Crustal structure of Atlantic fracture zones — I. The Charlie-Gibbs Fracture Zone

• Published in: Geophysical Journal of the Royal Astronomical Society Vol. 85; no. 1; pp. 107 - 138
• Main Authors: Whitmarsh, R. B., Calvert, A. J.
• Format: Journal Article
• Language: English
• Published: Oxford, UK Blackwell Publishing Ltd 01.04.1986
• Subjects: Atlantic ocean; crustal structure; fracture zone
• ISSN: 0956-540X; 0016-8009; 1365-246X
• DOI: 10.1111/j.1365-246X.1986.tb05174.x

A seismic refraction experiment was carried out in 1982 over, and in the vicinity of, the southern transform valley of the Charlie-Gibbs double Fracture Zone to measure the rate of crustal thinning normal to the southern transform valley axis. Three reversed lines were shot with OBS. Two were east-west; one parallel to the fault on normal crust and one along the fault. The third line was north-south normal to, and intersecting, the first two lines. Travel times were modelled by ray-tracing.

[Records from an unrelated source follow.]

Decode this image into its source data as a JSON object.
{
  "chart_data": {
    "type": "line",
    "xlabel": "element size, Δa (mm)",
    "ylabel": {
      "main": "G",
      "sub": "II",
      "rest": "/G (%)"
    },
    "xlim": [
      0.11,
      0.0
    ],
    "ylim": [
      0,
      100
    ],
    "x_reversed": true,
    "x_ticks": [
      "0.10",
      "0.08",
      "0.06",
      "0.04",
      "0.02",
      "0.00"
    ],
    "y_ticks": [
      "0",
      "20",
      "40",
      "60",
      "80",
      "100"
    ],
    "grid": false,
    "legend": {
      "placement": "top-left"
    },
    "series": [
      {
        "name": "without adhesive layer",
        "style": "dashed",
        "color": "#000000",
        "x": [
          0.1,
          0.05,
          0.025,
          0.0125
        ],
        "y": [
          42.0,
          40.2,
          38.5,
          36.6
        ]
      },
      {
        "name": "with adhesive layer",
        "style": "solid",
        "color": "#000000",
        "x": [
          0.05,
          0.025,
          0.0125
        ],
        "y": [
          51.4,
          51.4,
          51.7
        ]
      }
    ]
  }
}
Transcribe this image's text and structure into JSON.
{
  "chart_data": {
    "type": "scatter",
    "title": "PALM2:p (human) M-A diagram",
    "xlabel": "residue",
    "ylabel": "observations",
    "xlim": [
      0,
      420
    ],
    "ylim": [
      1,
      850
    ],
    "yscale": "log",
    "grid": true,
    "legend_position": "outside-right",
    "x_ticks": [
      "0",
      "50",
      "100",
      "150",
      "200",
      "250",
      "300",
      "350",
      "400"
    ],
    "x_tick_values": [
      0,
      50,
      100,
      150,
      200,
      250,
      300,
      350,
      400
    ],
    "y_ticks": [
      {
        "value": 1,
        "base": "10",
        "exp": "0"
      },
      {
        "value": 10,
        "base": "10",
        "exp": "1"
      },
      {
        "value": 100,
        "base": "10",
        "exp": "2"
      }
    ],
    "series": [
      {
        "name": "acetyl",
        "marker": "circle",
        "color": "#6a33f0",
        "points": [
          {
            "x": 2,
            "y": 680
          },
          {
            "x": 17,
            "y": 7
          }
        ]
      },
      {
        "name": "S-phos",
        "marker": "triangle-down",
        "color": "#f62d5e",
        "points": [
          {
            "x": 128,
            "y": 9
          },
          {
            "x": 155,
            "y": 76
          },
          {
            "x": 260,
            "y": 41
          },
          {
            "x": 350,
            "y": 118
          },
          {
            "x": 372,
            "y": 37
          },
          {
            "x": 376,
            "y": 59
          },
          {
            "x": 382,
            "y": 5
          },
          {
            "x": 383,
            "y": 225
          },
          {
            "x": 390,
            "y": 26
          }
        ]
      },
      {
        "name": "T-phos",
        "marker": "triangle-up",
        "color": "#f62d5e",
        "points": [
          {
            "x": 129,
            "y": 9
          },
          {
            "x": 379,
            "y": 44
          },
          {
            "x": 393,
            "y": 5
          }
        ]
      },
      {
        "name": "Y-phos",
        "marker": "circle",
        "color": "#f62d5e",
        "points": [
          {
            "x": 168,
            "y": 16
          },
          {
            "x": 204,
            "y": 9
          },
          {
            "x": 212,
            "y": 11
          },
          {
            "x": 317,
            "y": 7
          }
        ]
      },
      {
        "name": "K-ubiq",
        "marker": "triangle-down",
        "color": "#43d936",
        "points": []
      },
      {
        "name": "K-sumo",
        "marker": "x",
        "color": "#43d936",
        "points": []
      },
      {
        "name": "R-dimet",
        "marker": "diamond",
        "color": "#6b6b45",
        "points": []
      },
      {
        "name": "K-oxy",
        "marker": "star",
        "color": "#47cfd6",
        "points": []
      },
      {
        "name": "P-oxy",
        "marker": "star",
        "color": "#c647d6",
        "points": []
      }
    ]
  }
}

Thin (4 km thick) anomalously low-velocity crust was detected in the fracture zone. Along the N-S line normal crust thinned over a distance of 40 km from 8 to 5 km towards the fracture zone where the belt of anomalous crust was 12 km wide. Several publications demonstrate that such thinning is not due primarily to the effect of cold lithosphere on accretion at the ridge-transform intersection; the thinning may be related to the supply and distribution of magma from an injection zone situated roughly at the centre of each spreading segment. A gravity profile along the N-S line was also analysed. The Bouguer anomaly was modelled, subject to the constraints of the seismic ray-tracing, after applying corrections for the three-dimensional bathymetry near the profile and for the lithospheric anomaly due to the age contrast across the northern fracture zone. The gravity models supported the seismic interpretation and also indicated low densities within the fracture zones. Two alternative models were obtained for the structure under Hecate Bank, an east-west ridge which lies within the crust generated at the short central spreading segment of the CGFZ. One model features dense material within the crust, the other normal but uplifted crust. The evidence favours the latter mode but the cause of the uplift is uncertain. The uplift may have accompanied a hypothetical spreading direction adjustment and/or jumps in the location of the short central spreading axis.